Disgruntled calm reigns. "That ends my little show for right now. I suspect I will be adding to the collection as time slips away, but before I go, girls, let me share an amusing personal anecdote about the current (or regnant) Big Mr. Sunbeam. This is rich: Big Mr. Sunbeam has only seen two episodes of Star Trek in his whole rat life: one was the Little Green Men on Deep Space Nine -- the Big Mister has lots of unresolved post-Freudian issues, and he loves weirdly to see 50's men smoking so this was right up his alley. Mischievously, I told him all the actors who play Ferengis went to Julliard, implying that they got in through a quota system since he thinks -- dope that he is -- that Ferengis are real, like, you know, Latvians or something. Oh, did he throw a big right-wing-nut fit about entitlement!! What fun!! But the really rich thing is that he's only seen part of one episode of the Next Generation, and that's Allegiance. And so he thinks that the evil-twin Jean Luc IS Jean Luc and that the whole show, episode after episode, consists (ala the old Mitch Miller show) of Jean Luc standing around Ten Forward singing vaguely slashy sailor songs with the other boys. So when I leave the extremely subtle pleasures of the Sunbeam connubial bed and say, "Well, baby, I'm going to tear me off a slice of that there Jean-Luc," he starts doing what he thinks is a brilliant Patrick Stewart imitation and singing something like: "Oh come you lads who plow the sea remember the gospel of Sir Winston C. he said sailor life was nothing but rum, the lash, and sodomeeeeeeee"* "and laughs his Big Sunbeam head off.

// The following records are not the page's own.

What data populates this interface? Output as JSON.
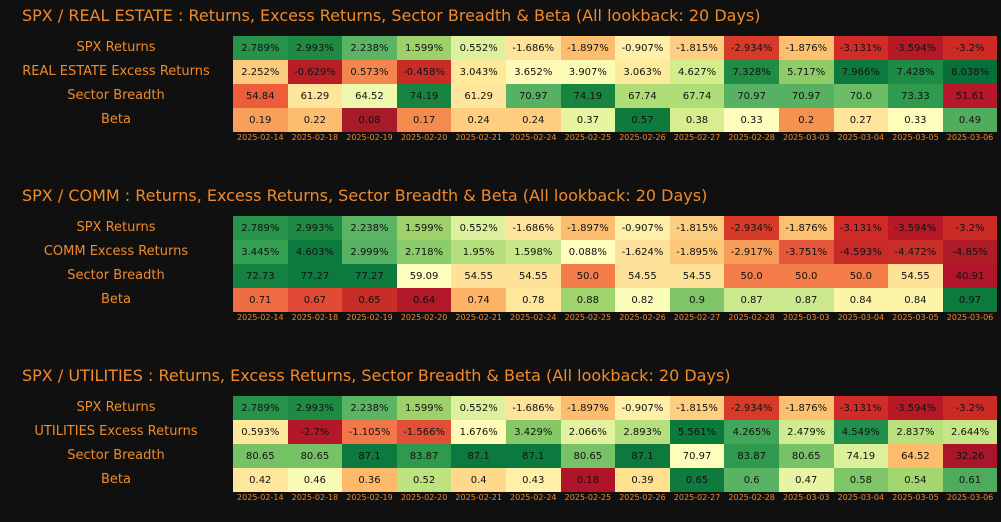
{
  "dates": [
    "2025-02-14",
    "2025-02-18",
    "2025-02-19",
    "2025-02-20",
    "2025-02-21",
    "2025-02-24",
    "2025-02-25",
    "2025-02-26",
    "2025-02-27",
    "2025-02-28",
    "2025-03-03",
    "2025-03-04",
    "2025-03-05",
    "2025-03-06"
  ],
  "panels": [
    {
      "title": "SPX / REAL ESTATE : Returns, Excess Returns, Sector Breadth & Beta (All lookback: 20 Days)",
      "rows": [
        {
          "label": "SPX Returns",
          "cells": [
            "2.789%",
            "2.993%",
            "2.238%",
            "1.599%",
            "0.552%",
            "-1.686%",
            "-1.897%",
            "-0.907%",
            "-1.815%",
            "-2.934%",
            "-1.876%",
            "-3.131%",
            "-3.594%",
            "-3.2%"
          ],
          "colors": [
            "#26924a",
            "#1e8a44",
            "#5bb464",
            "#9ed169",
            "#dcf09e",
            "#fee39a",
            "#fdbd6e",
            "#fef0a8",
            "#fece82",
            "#d83a2a",
            "#fcc070",
            "#d22b27",
            "#b61826",
            "#cd2a26"
          ]
        },
        {
          "label": "REAL ESTATE Excess Returns",
          "cells": [
            "2.252%",
            "-0.629%",
            "0.573%",
            "-0.458%",
            "3.043%",
            "3.652%",
            "3.907%",
            "3.063%",
            "4.627%",
            "7.328%",
            "5.717%",
            "7.966%",
            "7.428%",
            "8.038%"
          ],
          "colors": [
            "#fdcb7d",
            "#b81e26",
            "#f2864d",
            "#c72d26",
            "#fee99a",
            "#fffab8",
            "#fafcb4",
            "#feea9c",
            "#d4ed8c",
            "#1f8b45",
            "#8fcb67",
            "#0c7a3e",
            "#1d8a45",
            "#077039"
          ]
        },
        {
          "label": "Sector Breadth",
          "cells": [
            "54.84",
            "61.29",
            "64.52",
            "74.19",
            "61.29",
            "70.97",
            "74.19",
            "67.74",
            "67.74",
            "70.97",
            "70.97",
            "70.0",
            "73.33",
            "51.61"
          ],
          "colors": [
            "#ed5d3c",
            "#fde59b",
            "#eff7ac",
            "#17853f",
            "#fde59b",
            "#56b162",
            "#17853f",
            "#aedc76",
            "#aedc76",
            "#56b162",
            "#56b162",
            "#6abd64",
            "#2e9a4c",
            "#b8162a"
          ]
        },
        {
          "label": "Beta",
          "cells": [
            "0.19",
            "0.22",
            "0.08",
            "0.17",
            "0.24",
            "0.24",
            "0.37",
            "0.57",
            "0.38",
            "0.33",
            "0.2",
            "0.27",
            "0.33",
            "0.49"
          ],
          "colors": [
            "#f8a05b",
            "#fdbd6e",
            "#a61a2a",
            "#f48a4e",
            "#fecd7f",
            "#fecd7f",
            "#e7f4a0",
            "#0e7a3c",
            "#d8ee8e",
            "#fffdbc",
            "#f6924f",
            "#fee59b",
            "#fffdbc",
            "#52ac5e"
          ]
        }
      ]
    },
    {
      "title": "SPX / COMM : Returns, Excess Returns, Sector Breadth & Beta (All lookback: 20 Days)",
      "rows": [
        {
          "label": "SPX Returns",
          "cells": [
            "2.789%",
            "2.993%",
            "2.238%",
            "1.599%",
            "0.552%",
            "-1.686%",
            "-1.897%",
            "-0.907%",
            "-1.815%",
            "-2.934%",
            "-1.876%",
            "-3.131%",
            "-3.594%",
            "-3.2%"
          ],
          "colors": [
            "#26924a",
            "#1e8a44",
            "#5bb464",
            "#9ed169",
            "#dcf09e",
            "#fee39a",
            "#fdbd6e",
            "#fef0a8",
            "#fece82",
            "#d83a2a",
            "#fcc070",
            "#d22b27",
            "#b61826",
            "#cd2a26"
          ]
        },
        {
          "label": "COMM Excess Returns",
          "cells": [
            "3.445%",
            "4.603%",
            "2.999%",
            "2.718%",
            "1.95%",
            "1.598%",
            "0.088%",
            "-1.624%",
            "-1.895%",
            "-2.917%",
            "-3.751%",
            "-4.593%",
            "-4.472%",
            "-4.85%"
          ],
          "colors": [
            "#34a052",
            "#0d7b3d",
            "#58b263",
            "#8ccc6a",
            "#b4df7c",
            "#c7e78a",
            "#fffcbd",
            "#fde19a",
            "#fdc878",
            "#f59c58",
            "#e4573a",
            "#c82b27",
            "#c92f28",
            "#b01c28"
          ]
        },
        {
          "label": "Sector Breadth",
          "cells": [
            "72.73",
            "77.27",
            "77.27",
            "59.09",
            "54.55",
            "54.55",
            "50.0",
            "54.55",
            "54.55",
            "50.0",
            "50.0",
            "50.0",
            "54.55",
            "40.91"
          ],
          "colors": [
            "#138140",
            "#0b7a3c",
            "#0b7a3c",
            "#fffdbe",
            "#fde297",
            "#fde297",
            "#f47d4a",
            "#fde297",
            "#fde297",
            "#f47d4a",
            "#f47d4a",
            "#f47d4a",
            "#fde297",
            "#b0152a"
          ]
        },
        {
          "label": "Beta",
          "cells": [
            "0.71",
            "0.67",
            "0.65",
            "0.64",
            "0.74",
            "0.78",
            "0.88",
            "0.82",
            "0.9",
            "0.87",
            "0.87",
            "0.84",
            "0.84",
            "0.97"
          ],
          "colors": [
            "#f06d43",
            "#e14b35",
            "#c92d27",
            "#b31928",
            "#fdb466",
            "#fee79b",
            "#9fd56c",
            "#fafcb7",
            "#7fc466",
            "#cbe98c",
            "#cbe98c",
            "#fcf4a7",
            "#fcf4a7",
            "#0c7a3c"
          ]
        }
      ]
    },
    {
      "title": "SPX / UTILITIES : Returns, Excess Returns, Sector Breadth & Beta (All lookback: 20 Days)",
      "rows": [
        {
          "label": "SPX Returns",
          "cells": [
            "2.789%",
            "2.993%",
            "2.238%",
            "1.599%",
            "0.552%",
            "-1.686%",
            "-1.897%",
            "-0.907%",
            "-1.815%",
            "-2.934%",
            "-1.876%",
            "-3.131%",
            "-3.594%",
            "-3.2%"
          ],
          "colors": [
            "#26924a",
            "#1e8a44",
            "#5bb464",
            "#9ed169",
            "#dcf09e",
            "#fee39a",
            "#fdbd6e",
            "#fef0a8",
            "#fece82",
            "#d83a2a",
            "#fcc070",
            "#d22b27",
            "#b61826",
            "#cd2a26"
          ]
        },
        {
          "label": "UTILITIES Excess Returns",
          "cells": [
            "0.593%",
            "-2.7%",
            "-1.105%",
            "-1.566%",
            "1.676%",
            "3.429%",
            "2.066%",
            "2.893%",
            "5.561%",
            "4.265%",
            "2.479%",
            "4.549%",
            "2.837%",
            "2.644%"
          ],
          "colors": [
            "#fee79a",
            "#b41727",
            "#f27648",
            "#e24f37",
            "#fffbb6",
            "#84c867",
            "#e2f29e",
            "#b5e07d",
            "#0b7a3d",
            "#42a559",
            "#d0eb90",
            "#22904a",
            "#b8e17e",
            "#c4e686"
          ]
        },
        {
          "label": "Sector Breadth",
          "cells": [
            "80.65",
            "80.65",
            "87.1",
            "83.87",
            "87.1",
            "87.1",
            "80.65",
            "87.1",
            "70.97",
            "83.87",
            "80.65",
            "74.19",
            "64.52",
            "32.26"
          ],
          "colors": [
            "#77c266",
            "#77c266",
            "#0c7a3e",
            "#2f9a4e",
            "#0c7a3e",
            "#0c7a3e",
            "#77c266",
            "#0c7a3e",
            "#fffdbc",
            "#2f9a4e",
            "#77c266",
            "#dcef99",
            "#fdbd6c",
            "#aa1529"
          ]
        },
        {
          "label": "Beta",
          "cells": [
            "0.42",
            "0.46",
            "0.36",
            "0.52",
            "0.4",
            "0.43",
            "0.18",
            "0.39",
            "0.65",
            "0.6",
            "0.47",
            "0.58",
            "0.54",
            "0.61"
          ],
          "colors": [
            "#fee79c",
            "#f8fab6",
            "#fdba6b",
            "#bde27f",
            "#fed88b",
            "#fef1a7",
            "#b01428",
            "#fee08f",
            "#0e7a3e",
            "#5ab363",
            "#e6f4a3",
            "#7fc668",
            "#a4d670",
            "#4eab5c"
          ]
        }
      ]
    }
  ]
}
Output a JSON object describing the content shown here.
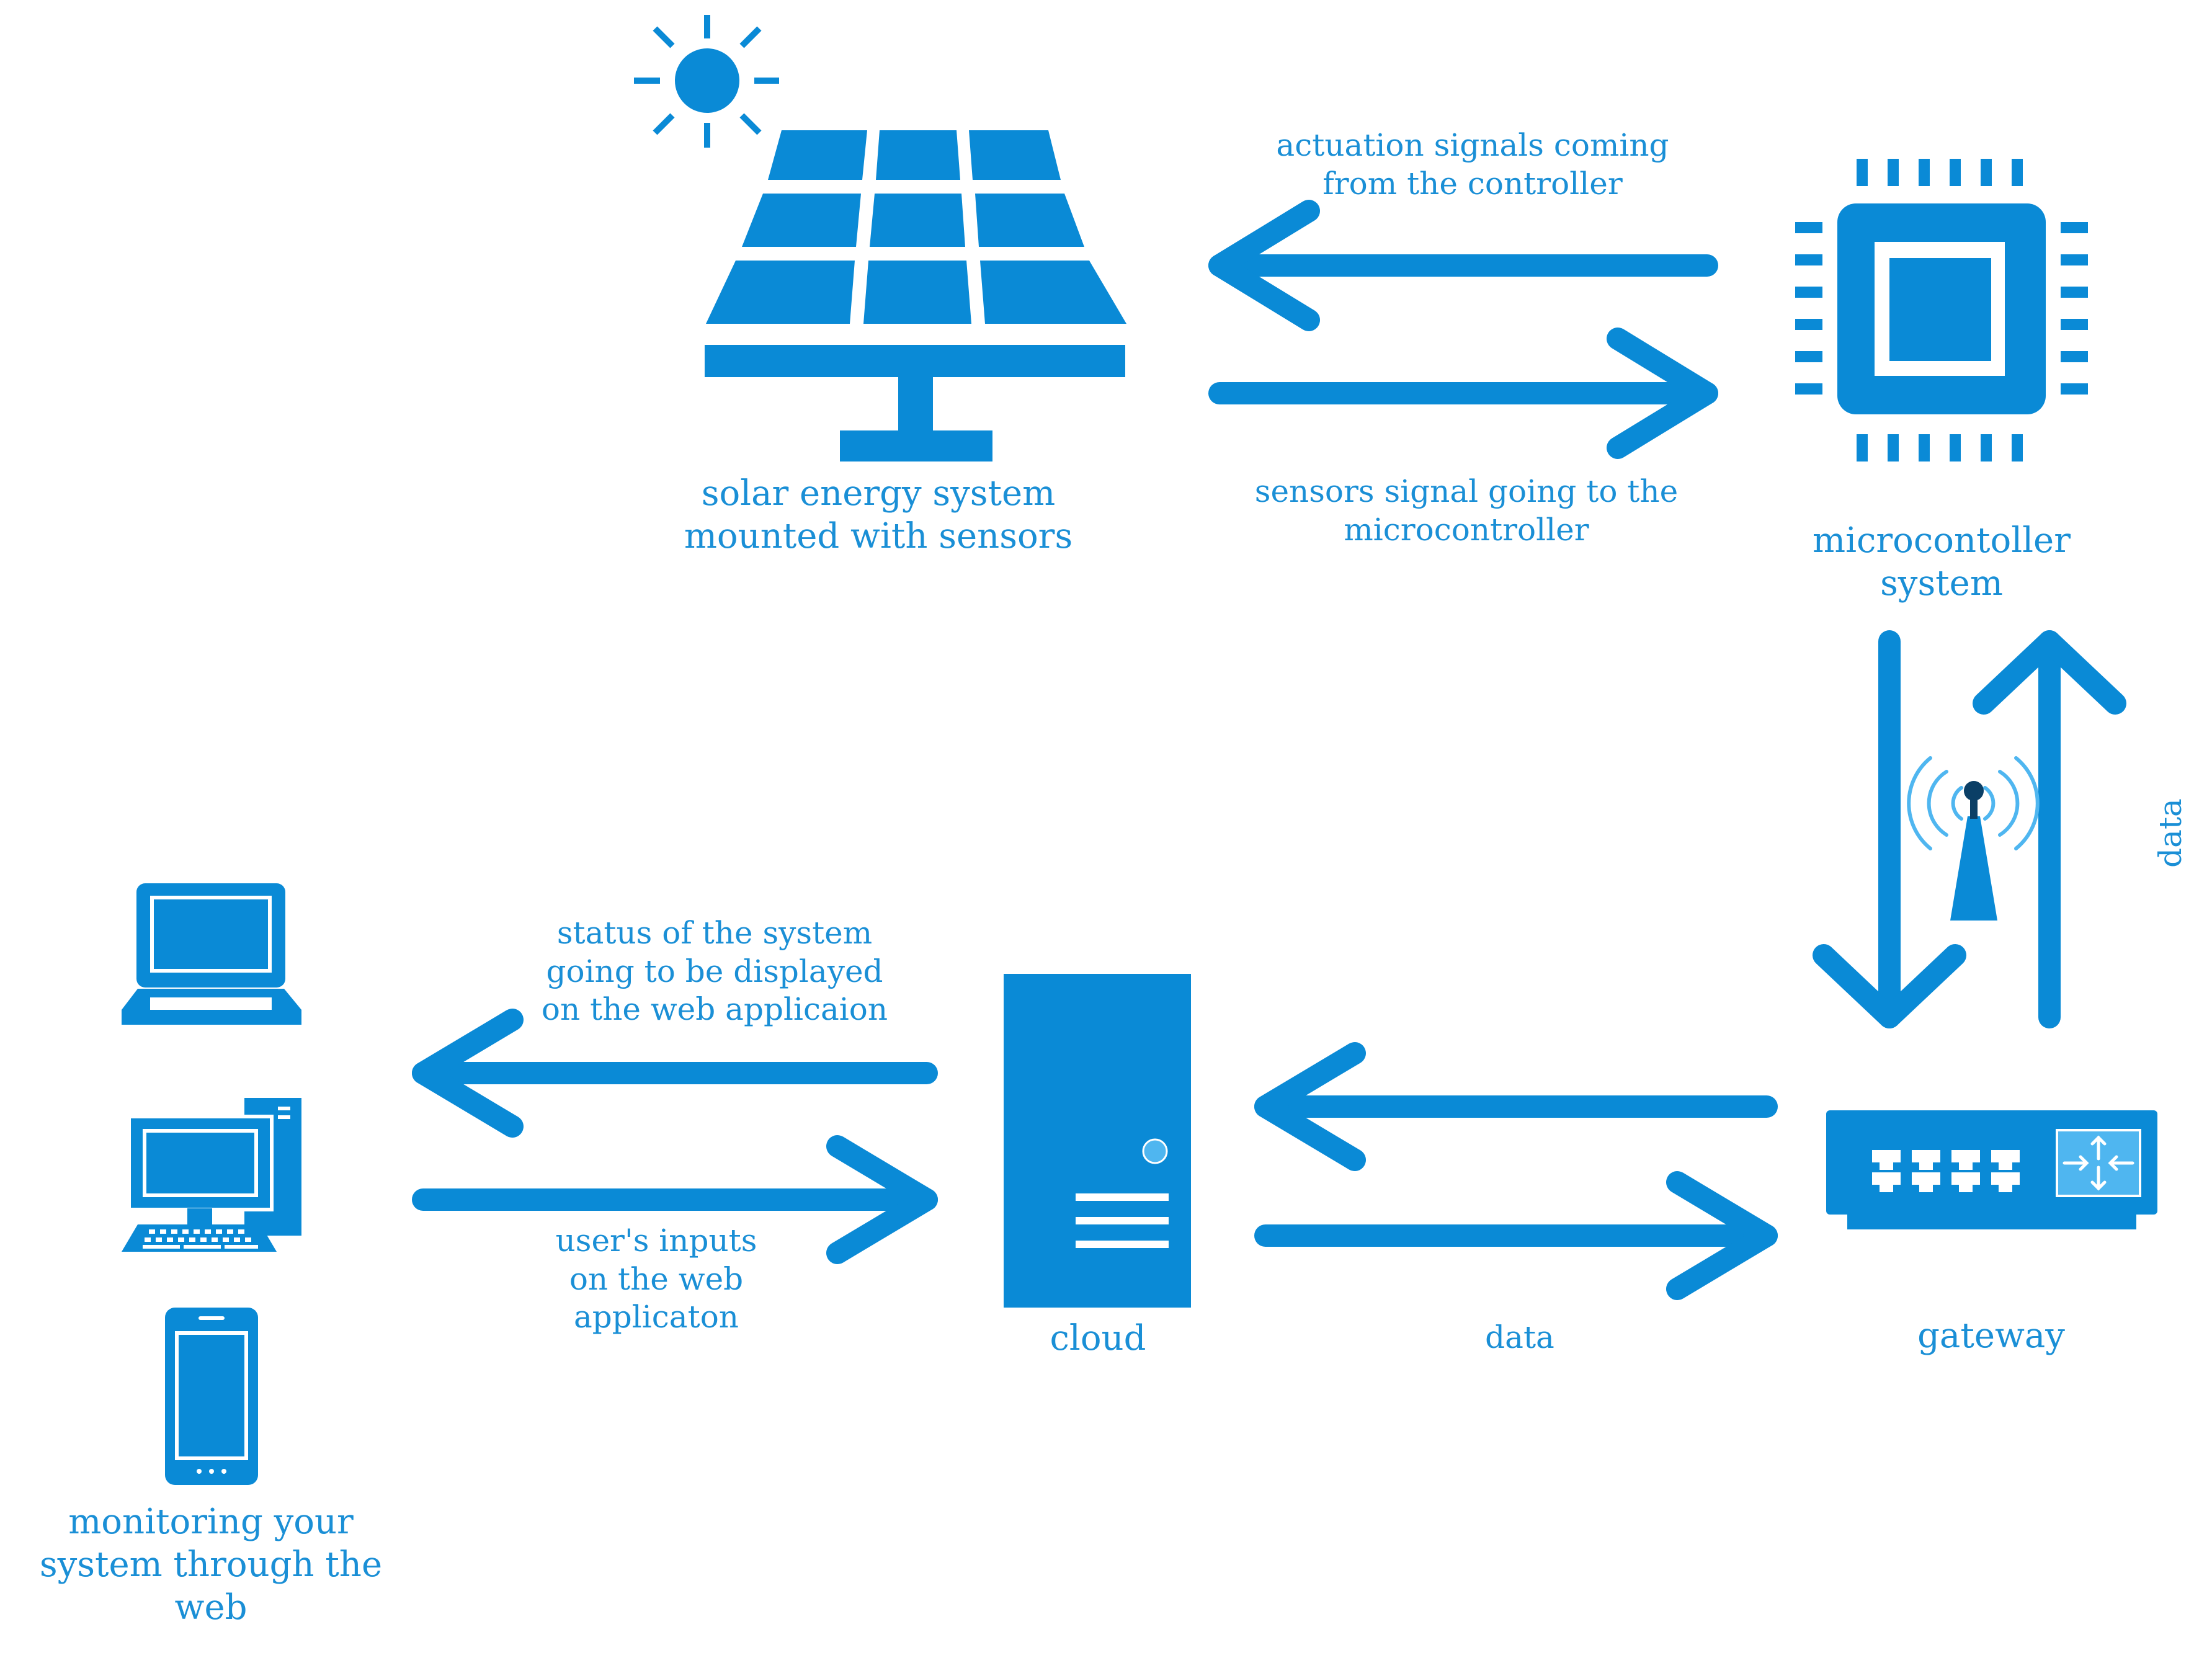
{
  "colors": {
    "primary": "#0a8ad6",
    "light": "#4fb6f0",
    "dark_accent": "#0b3f66",
    "text": "#1a8fd6"
  },
  "icons": {
    "sun": "sun-icon",
    "solar_panel": "solar-panel-icon",
    "microcontroller": "microchip-icon",
    "antenna": "antenna-icon",
    "gateway": "router-icon",
    "cloud_server": "server-tower-icon",
    "laptop": "laptop-icon",
    "desktop": "desktop-computer-icon",
    "phone": "smartphone-icon"
  },
  "labels": {
    "solar_system": "solar energy system\nmounted with sensors",
    "actuation": "actuation signals coming\nfrom the controller",
    "sensors_signal": "sensors signal going to the\nmicrocontroller",
    "microcontroller": "microcontoller\nsystem",
    "data_vertical": "data",
    "status": "status of the system\ngoing to be displayed\non the web applicaion",
    "user_inputs": "user's inputs\non the web\napplicaton",
    "cloud": "cloud",
    "data_horizontal": "data",
    "gateway": "gateway",
    "monitoring": "monitoring your\nsystem through the\nweb"
  }
}
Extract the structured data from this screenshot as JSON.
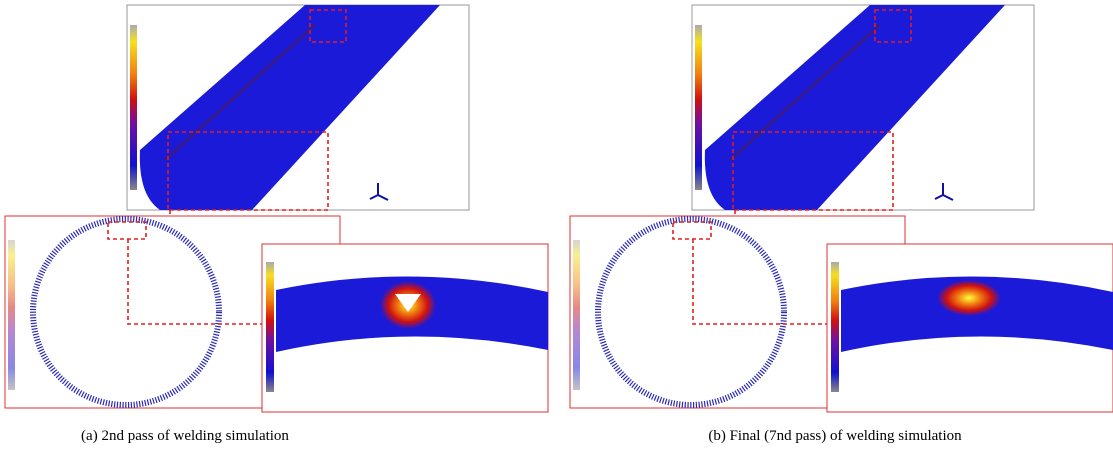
{
  "panels": [
    {
      "caption": "(a) 2nd pass of welding simulation"
    },
    {
      "caption": "(b) Final (7nd pass) of welding simulation"
    }
  ]
}
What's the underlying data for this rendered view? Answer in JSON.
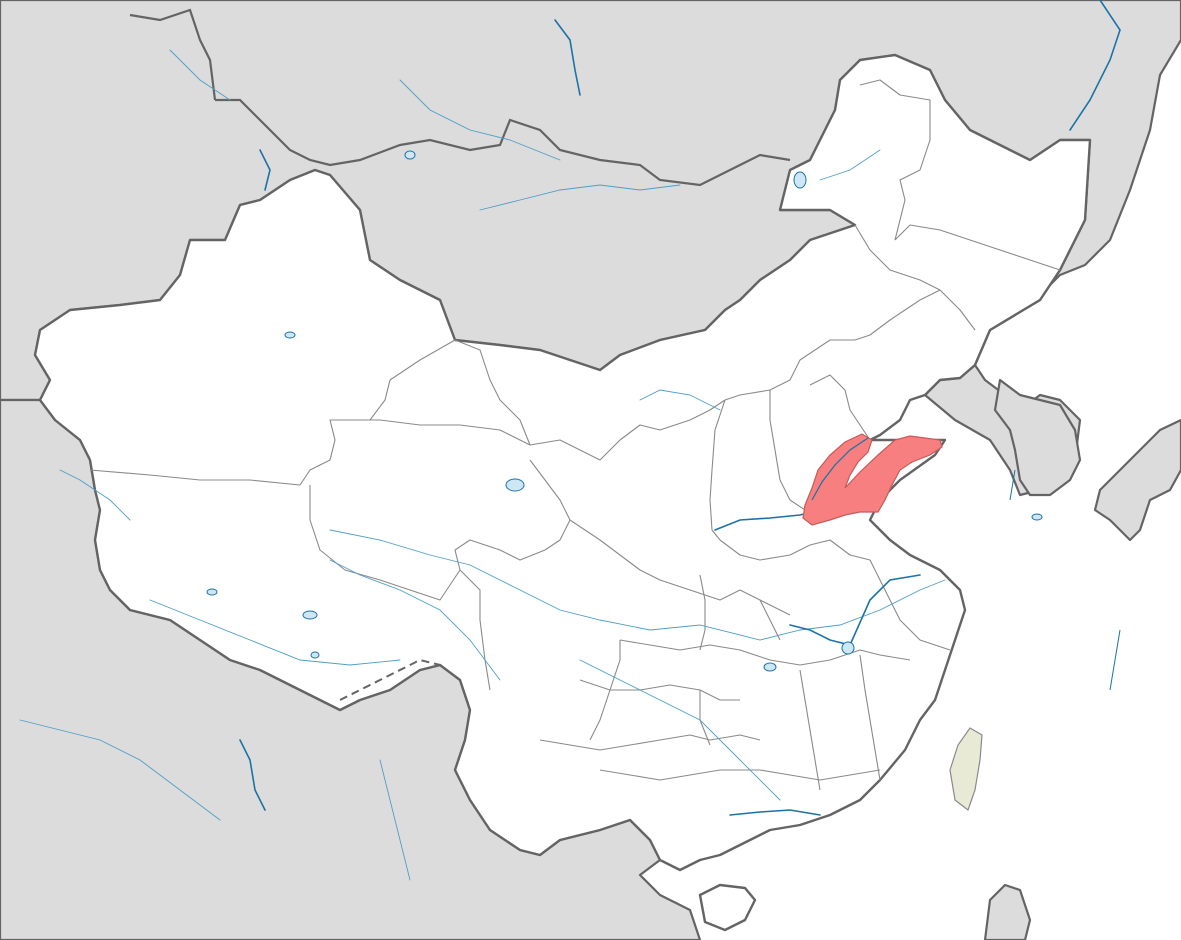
{
  "map": {
    "highlighted_region": "Shandong",
    "highlight_color": "#f77f7f",
    "highlight_stroke": "#c85a5a",
    "taiwan_color": "#e8ead6",
    "foreign_land_color": "#dcdcdc",
    "china_land_color": "#ffffff",
    "water_color": "#ffffff",
    "river_color": "#1a73a6"
  }
}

"*The cream of the jest is that Winston Churchill once said that 19th century sailing life was nothing but rum, sodomy, and the lash; a nice phrase, eh? The Enigmatic Big Miss Sunbeam admires the pithiness of the phrase, although, as one of nature's bolsheviks, she really hates that old right-winger Churchill."

*Sigh*. "I guess I better walk the dogs." The audience sighs with her. "Probably that's enough book-larnin' for today. Okay, ladies, let's put on our brute drag and rave!!" And so they did.